Modern Farmer is a quarterly American magazine devoted to agriculture and food, founded in April 2013. The magazine is unique in that it attempts to have equally rural and urban readers, and to "appeal to the person who wants to romanticize farming and the person who is knee deep in turkey droppings", according to The New York Times. In 2014, the publication won the National Magazine Awards for the Magazine Section.

Modern Farmer covers feature livestock and its articles include those like a series of interviews with agriculture ministers from around the globe. Its stories tend to take a "farm to table" perspective, comprehensively covering food and agriculture topics like Greek yogurt or feral pigs. In addition to the print magazine, it has a popular website; its "goatcam", a public web cam of goats, produced 60,000 pageviews alone.

==History==

Based in Hudson, New York, the magazine was backed financially by Fiore Capital and its founding CEO/editor-in-chief was Ann Marie Gardner; she was later replaced by Sarah Gray Miller. Gardner, a long-time magazine editor, came up with the idea for Modern Farmer when she tried developing a television show about a magazine editor covering a story about conflict between old and new farmers in Germantown, New York. After developing a set of stories for the fictional character, she decided to create a real magazine.
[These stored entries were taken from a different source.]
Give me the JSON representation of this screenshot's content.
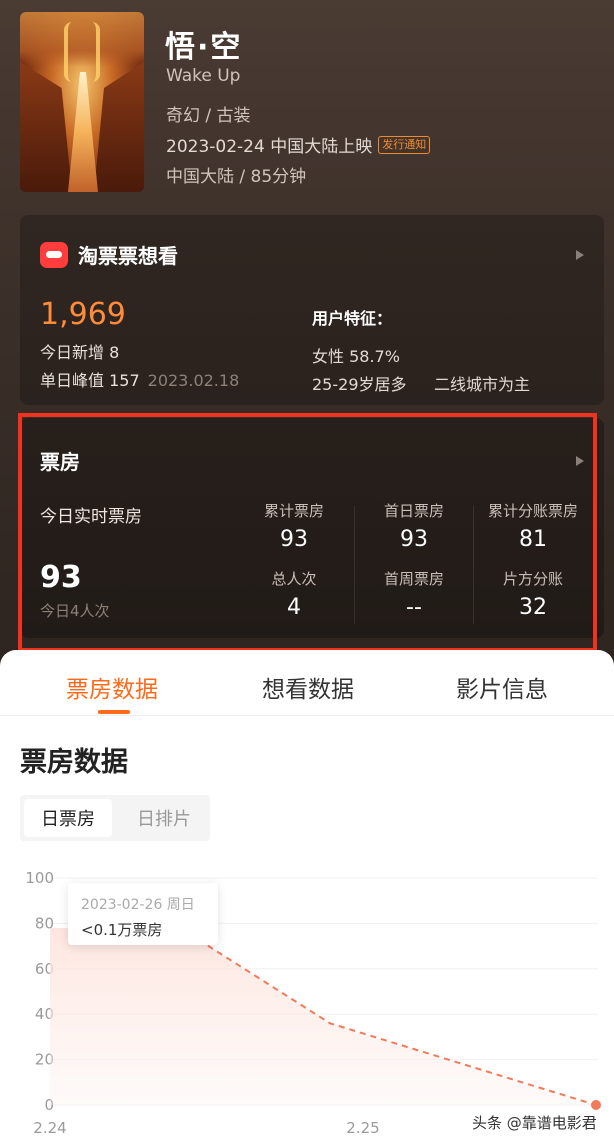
{
  "movie": {
    "title": "悟·空",
    "english_title": "Wake Up",
    "genre": "奇幻 / 古装",
    "release": "2023-02-24 中国大陆上映",
    "release_tag": "发行通知",
    "meta": "中国大陆 / 85分钟"
  },
  "want": {
    "brand": "淘票票想看",
    "count": "1,969",
    "today_new": "今日新增 8",
    "peak": "单日峰值 157",
    "peak_date": "2023.02.18",
    "features_title": "用户特征：",
    "gender": "女性 58.7%",
    "age": "25-29岁居多",
    "city": "二线城市为主"
  },
  "boxoffice": {
    "title": "票房",
    "today_label": "今日实时票房",
    "today_value": "93",
    "today_viewers": "今日4人次",
    "stats": [
      {
        "label": "累计票房",
        "value": "93"
      },
      {
        "label": "首日票房",
        "value": "93"
      },
      {
        "label": "累计分账票房",
        "value": "81"
      },
      {
        "label": "总人次",
        "value": "4"
      },
      {
        "label": "首周票房",
        "value": "--"
      },
      {
        "label": "片方分账",
        "value": "32"
      }
    ]
  },
  "tabs": [
    "票房数据",
    "想看数据",
    "影片信息"
  ],
  "section": {
    "title": "票房数据",
    "seg_on": "日票房",
    "seg_off": "日排片"
  },
  "tooltip": {
    "date": "2023-02-26 周日",
    "value": "<0.1万票房"
  },
  "chart_data": {
    "type": "line",
    "y_ticks": [
      "100",
      "80",
      "60",
      "40",
      "20",
      "0"
    ],
    "x_ticks": [
      "2.24",
      "2.25"
    ],
    "ylim": [
      0,
      100
    ],
    "series": [
      {
        "values": [
          78,
          36,
          0
        ]
      }
    ],
    "line_color": "#f07a5a"
  },
  "watermark": "头条 @靠谱电影君"
}
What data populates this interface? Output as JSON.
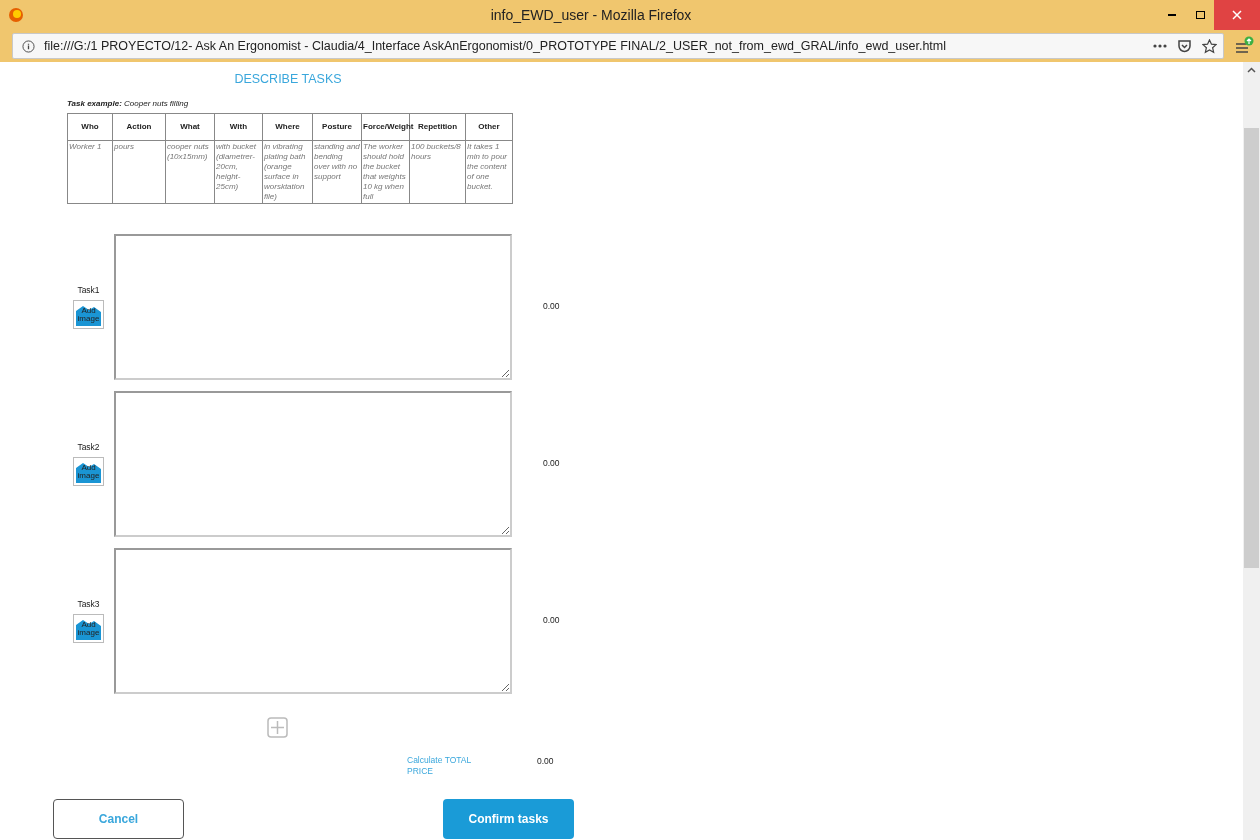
{
  "window": {
    "title": "info_EWD_user - Mozilla Firefox"
  },
  "address_bar": {
    "url": "file:///G:/1 PROYECTO/12- Ask An Ergonomist - Claudia/4_Interface AskAnErgonomist/0_PROTOTYPE FINAL/2_USER_not_from_ewd_GRAL/info_ewd_user.html"
  },
  "heading": "DESCRIBE TASKS",
  "example_caption": "**Task example:** Cooper nuts filling",
  "example_table": {
    "columns": [
      "Who",
      "Action",
      "What",
      "With",
      "Where",
      "Posture",
      "Force/Weight",
      "Repetition",
      "Other"
    ],
    "rows": [
      [
        "Worker 1",
        "pours",
        "cooper nuts (10x15mm)",
        "with bucket (diametrer-20cm, height-25cm)",
        "in vibrating plating bath (orange surface in worsktation file)",
        "standing and bending over with no support",
        "The worker should hold the bucket that weights 10 kg when full",
        "100 buckets/8 hours",
        "It takes 1 min to pour the content of one bucket."
      ]
    ]
  },
  "tasks": [
    {
      "label": "Task1",
      "image_button": "Add image",
      "price": "0.00"
    },
    {
      "label": "Task2",
      "image_button": "Add image",
      "price": "0.00"
    },
    {
      "label": "Task3",
      "image_button": "Add image",
      "price": "0.00"
    }
  ],
  "total": {
    "label": "Calculate TOTAL PRICE",
    "value": "0.00"
  },
  "buttons": {
    "cancel": "Cancel",
    "confirm": "Confirm tasks"
  }
}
In early 2015, the magazine's founder and much of its editorial staff departed the publication, with print publication suspended. The paper's owner said in a statement that it planned to return for a summer issue in 2015. Despite fiscal difficulties, the magazine temporarily returned in 2015, in part due to Frank Giustra's continued support for the project. In 2018, the magazine went online-only.